Owens, part of the 2018 Hall of Fame class, played three seasons for the Dallas Cowboys from 2006-2008. Unfortunately, this is not the first time Owens and Jones have disagreed publicly, after Jones called Owen’s decision to skip the Hall of Fame induction ceremony in protest of the voting process a “mistake.”
Owens is not the only NFL player to believe Jones’ decision is wrong. Eagles safety, Malcom Jenkins appeared on NBC News last week to discuss anthem protests, disagreeing with those who call the protests “un-American,” according to a local news station, New Jersey.
Jenkins said the protest is not about the military or an “anthem protest,” but police brutality and inequality.

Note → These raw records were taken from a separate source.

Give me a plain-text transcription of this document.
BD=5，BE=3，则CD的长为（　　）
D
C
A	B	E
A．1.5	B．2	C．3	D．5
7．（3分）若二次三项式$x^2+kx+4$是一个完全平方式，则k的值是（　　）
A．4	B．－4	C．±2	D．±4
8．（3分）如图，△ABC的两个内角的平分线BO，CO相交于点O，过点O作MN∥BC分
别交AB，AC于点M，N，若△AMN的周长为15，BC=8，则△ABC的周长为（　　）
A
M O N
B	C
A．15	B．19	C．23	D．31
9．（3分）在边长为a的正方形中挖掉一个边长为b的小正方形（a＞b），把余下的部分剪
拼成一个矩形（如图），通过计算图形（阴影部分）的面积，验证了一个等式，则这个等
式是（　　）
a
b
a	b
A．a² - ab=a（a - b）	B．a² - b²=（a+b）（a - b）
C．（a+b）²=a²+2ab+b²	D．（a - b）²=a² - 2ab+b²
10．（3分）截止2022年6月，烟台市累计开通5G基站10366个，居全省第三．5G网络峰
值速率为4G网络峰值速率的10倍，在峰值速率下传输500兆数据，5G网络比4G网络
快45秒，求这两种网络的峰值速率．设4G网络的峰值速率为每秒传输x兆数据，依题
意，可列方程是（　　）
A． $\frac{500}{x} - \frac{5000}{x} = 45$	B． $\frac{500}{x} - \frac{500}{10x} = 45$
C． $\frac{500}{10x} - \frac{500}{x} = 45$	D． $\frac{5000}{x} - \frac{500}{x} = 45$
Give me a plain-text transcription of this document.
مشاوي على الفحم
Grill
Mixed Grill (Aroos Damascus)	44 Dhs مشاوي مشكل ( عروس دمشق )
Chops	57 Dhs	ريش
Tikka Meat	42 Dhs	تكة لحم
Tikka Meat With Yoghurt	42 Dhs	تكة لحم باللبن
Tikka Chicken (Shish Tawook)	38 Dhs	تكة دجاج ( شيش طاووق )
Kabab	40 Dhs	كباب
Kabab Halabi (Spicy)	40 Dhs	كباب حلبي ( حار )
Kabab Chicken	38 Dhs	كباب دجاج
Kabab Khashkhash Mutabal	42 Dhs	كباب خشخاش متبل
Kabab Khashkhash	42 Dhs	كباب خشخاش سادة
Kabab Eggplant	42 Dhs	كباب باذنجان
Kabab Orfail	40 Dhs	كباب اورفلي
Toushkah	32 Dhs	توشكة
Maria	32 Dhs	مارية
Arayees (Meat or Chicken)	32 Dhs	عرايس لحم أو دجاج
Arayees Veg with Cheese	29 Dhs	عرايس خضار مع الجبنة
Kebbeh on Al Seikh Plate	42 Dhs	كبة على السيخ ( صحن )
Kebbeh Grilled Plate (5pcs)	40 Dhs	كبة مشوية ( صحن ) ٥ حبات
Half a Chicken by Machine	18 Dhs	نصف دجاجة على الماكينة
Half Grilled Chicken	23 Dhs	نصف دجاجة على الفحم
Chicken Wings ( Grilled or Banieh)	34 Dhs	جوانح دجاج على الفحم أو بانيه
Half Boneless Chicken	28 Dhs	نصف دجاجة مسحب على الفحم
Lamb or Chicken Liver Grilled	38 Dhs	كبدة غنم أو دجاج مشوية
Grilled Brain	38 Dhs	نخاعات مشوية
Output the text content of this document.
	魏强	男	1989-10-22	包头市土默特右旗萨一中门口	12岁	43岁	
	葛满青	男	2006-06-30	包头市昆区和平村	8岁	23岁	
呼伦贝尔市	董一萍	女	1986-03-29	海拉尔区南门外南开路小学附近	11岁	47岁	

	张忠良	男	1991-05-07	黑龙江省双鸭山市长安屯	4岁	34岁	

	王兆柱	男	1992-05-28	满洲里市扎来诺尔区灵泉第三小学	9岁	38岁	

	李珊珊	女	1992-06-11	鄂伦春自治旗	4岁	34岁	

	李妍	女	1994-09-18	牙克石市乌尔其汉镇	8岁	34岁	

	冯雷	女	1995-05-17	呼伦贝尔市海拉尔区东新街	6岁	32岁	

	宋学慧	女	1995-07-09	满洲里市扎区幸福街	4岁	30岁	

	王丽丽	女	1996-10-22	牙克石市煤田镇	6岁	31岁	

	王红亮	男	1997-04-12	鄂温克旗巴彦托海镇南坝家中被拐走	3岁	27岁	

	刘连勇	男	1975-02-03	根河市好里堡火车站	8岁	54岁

The rhetoric further divides the league, players, owners and even the country, Jenkins said, the continually pushed narrative is “frankly not true.”
“They [owners] are afraid of our president,” Jenkins continued. “I think they’re afraid of half of our fan base so they try to appease both sides and they end up not satisfying nobody.
Further in the conversation, Jenkins said Eagles owner, Jeffrey Lurie is supportive of the team and protests, saying he does not see Jeffrey as a “bully like Jerry Jones is.” Ending his conversation grateful he doesn’t play for the Cowboys, touching on how unfortunate it would be to have owners who use their position to intimidate the team.
However, some of the Dallas Cowboys are reportedly fine with Jones’ comments. Dak Prescott, Cowboys quarterback, said Friday at training camp that NFL games are not the time or place to protest, as the game of football as always been a place of peace for so many players and fans.
Running back Ezekiel Elliot also commented on the movement saying the team “chose to stand together for the anthem,” according to the Star-Telegram.